Energy Storage Systems (ESS) last week announced its $1.725 million U.S. Department of Energy’s ARPA-E grant for development of redox flow batteries. Coupled with renewable energy sources such as solar and wind, ESS’ batteries absorb extra energy when the source is present and releases energy when the source is absent. ESS is only the third company in Oregon to receive the ARPA-E grant. “We really believe in the product,” says Julia Song, CTO. It’s clear that others believe in the product as well, as ESS also won the ONAMI Gap Grant this year.
ESS’ initial market is time-of-use clients who pay extra for electricity used at peak hours, such as chain restaurants in California. Using ESS’ systems, these clients save money while maintaining a high level of performance. ESS’ long-term goals reach into a utility-scale, which could make wide-spread adoption of solar power a reality.

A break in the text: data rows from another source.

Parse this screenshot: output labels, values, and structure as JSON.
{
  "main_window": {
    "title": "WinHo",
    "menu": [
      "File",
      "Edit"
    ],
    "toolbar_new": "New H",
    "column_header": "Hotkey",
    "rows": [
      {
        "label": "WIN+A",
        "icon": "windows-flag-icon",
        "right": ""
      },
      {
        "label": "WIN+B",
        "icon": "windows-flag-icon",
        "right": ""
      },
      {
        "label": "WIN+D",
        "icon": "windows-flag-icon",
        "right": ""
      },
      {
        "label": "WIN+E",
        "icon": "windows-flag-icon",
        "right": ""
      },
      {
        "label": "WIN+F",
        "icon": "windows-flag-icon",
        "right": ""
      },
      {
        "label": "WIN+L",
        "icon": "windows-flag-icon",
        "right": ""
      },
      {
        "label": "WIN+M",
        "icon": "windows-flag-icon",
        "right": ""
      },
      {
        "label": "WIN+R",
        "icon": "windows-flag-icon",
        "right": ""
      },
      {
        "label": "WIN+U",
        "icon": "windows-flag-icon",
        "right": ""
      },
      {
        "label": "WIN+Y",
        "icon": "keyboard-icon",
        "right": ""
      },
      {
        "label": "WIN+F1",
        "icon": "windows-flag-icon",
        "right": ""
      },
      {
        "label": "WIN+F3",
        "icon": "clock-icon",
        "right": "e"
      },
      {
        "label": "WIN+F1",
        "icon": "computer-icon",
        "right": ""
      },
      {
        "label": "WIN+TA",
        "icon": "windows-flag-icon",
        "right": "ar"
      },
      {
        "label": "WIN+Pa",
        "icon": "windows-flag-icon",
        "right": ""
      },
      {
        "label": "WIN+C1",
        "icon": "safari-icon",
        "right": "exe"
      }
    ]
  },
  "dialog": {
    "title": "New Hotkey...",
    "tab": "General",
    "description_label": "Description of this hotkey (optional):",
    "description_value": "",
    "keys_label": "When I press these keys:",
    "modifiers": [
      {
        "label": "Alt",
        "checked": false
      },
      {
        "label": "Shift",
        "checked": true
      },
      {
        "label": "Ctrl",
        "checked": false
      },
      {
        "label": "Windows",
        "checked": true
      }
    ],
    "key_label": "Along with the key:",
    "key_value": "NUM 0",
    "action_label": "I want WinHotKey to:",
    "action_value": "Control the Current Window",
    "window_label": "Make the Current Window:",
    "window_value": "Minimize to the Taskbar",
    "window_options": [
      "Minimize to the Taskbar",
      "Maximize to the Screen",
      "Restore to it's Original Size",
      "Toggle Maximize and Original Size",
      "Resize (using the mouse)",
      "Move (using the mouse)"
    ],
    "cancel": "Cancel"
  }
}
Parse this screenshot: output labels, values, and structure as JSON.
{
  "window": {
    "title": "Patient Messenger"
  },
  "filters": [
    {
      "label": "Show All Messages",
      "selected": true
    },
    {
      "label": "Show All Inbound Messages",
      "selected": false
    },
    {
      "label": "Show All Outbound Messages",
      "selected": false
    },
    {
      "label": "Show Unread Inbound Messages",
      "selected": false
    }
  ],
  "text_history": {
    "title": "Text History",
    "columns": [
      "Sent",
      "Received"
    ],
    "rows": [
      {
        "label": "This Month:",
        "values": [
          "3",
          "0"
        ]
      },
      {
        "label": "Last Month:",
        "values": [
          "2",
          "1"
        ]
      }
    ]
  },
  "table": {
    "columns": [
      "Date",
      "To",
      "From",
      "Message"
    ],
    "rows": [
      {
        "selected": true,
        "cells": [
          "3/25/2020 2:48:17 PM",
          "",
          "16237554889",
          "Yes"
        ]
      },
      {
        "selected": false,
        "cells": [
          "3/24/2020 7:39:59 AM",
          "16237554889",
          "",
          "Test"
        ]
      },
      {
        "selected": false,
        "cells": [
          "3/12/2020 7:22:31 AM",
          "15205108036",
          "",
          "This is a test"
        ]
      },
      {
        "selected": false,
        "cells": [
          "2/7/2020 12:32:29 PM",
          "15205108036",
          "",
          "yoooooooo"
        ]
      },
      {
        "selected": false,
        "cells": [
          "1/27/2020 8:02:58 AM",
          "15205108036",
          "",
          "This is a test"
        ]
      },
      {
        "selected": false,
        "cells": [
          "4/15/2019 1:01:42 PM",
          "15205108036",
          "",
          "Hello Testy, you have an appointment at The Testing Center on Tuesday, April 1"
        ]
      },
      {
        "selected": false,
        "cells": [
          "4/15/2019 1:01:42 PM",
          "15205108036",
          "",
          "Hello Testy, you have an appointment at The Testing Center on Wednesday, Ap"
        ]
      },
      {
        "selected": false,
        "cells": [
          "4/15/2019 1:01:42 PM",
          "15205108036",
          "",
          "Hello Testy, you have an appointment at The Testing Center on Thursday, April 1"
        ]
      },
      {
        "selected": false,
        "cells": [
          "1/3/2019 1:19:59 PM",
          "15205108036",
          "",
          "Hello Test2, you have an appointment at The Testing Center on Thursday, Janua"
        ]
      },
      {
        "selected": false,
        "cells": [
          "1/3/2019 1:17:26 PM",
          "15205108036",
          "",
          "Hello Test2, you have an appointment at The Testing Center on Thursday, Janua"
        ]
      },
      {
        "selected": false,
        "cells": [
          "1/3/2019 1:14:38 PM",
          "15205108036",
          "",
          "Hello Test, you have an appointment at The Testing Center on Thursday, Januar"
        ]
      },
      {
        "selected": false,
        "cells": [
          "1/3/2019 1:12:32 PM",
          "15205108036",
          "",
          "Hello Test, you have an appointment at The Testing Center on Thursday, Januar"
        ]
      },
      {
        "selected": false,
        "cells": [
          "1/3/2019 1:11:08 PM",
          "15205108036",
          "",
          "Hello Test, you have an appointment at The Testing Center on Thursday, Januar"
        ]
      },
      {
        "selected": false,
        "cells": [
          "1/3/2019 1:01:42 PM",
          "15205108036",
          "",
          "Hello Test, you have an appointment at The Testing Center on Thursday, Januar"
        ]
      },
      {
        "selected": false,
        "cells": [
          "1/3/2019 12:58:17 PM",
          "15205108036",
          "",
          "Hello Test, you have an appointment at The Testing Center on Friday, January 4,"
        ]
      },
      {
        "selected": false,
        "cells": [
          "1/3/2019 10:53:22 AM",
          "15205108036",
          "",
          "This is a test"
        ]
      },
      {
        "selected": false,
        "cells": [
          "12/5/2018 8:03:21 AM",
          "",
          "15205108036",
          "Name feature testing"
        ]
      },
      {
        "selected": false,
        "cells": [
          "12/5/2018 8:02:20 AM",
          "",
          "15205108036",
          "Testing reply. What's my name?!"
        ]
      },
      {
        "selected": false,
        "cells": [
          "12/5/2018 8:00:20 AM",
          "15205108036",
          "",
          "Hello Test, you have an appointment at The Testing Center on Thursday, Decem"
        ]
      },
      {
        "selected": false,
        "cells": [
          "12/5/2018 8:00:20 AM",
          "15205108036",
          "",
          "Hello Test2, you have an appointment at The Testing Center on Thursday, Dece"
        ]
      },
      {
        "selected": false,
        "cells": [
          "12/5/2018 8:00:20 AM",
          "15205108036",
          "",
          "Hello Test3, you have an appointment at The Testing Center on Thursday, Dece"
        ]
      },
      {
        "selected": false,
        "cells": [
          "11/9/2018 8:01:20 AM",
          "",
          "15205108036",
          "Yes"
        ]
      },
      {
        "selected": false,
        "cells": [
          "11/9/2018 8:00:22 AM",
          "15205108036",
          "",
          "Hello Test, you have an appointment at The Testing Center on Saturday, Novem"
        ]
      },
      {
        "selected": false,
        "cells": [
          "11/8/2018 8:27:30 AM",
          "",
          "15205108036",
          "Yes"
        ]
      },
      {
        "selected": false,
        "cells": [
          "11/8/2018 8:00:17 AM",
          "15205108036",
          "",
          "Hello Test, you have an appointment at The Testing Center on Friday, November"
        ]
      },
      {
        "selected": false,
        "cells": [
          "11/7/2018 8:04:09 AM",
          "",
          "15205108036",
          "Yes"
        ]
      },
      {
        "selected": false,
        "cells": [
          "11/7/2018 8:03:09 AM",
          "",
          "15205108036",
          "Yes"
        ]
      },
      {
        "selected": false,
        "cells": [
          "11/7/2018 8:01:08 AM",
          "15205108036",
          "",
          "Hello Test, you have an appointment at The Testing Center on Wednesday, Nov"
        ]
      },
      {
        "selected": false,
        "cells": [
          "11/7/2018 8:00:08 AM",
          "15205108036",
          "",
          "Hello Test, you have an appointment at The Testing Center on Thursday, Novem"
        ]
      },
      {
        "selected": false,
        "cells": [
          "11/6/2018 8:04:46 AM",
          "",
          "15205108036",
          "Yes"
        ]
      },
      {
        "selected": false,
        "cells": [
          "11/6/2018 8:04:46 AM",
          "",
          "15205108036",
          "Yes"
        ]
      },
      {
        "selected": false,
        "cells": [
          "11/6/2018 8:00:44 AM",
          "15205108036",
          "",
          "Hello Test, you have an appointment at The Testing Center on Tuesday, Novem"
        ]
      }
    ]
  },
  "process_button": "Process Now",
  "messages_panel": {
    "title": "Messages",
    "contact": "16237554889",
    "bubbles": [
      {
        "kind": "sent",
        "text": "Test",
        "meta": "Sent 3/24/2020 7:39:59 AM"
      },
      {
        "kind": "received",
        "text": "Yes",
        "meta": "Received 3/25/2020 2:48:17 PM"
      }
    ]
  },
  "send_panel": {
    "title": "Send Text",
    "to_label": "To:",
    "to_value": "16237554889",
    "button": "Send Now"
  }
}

Craig Evans, CEO, and Julia plan to bring their technology to market through rigorous alpha and beta product development programs. They know the importance of a good home base while building a new technology. “There’s nothing else like the Accelerator,” Julia says, and appreciates the connection it provides with PSU. When ESS needed specialized equipment, PSU’s Center for Electron Microscopy and Nanofabrication offered its instruments.
Craig and Julia have built a strong team with mechanical, chemical and materials backgrounds. Their style is down-to-earth and straight-forward. “I started in my garage,” Craig says, and since moving into the Accelerator, the focus has been on technology development within an entrepreneurial community.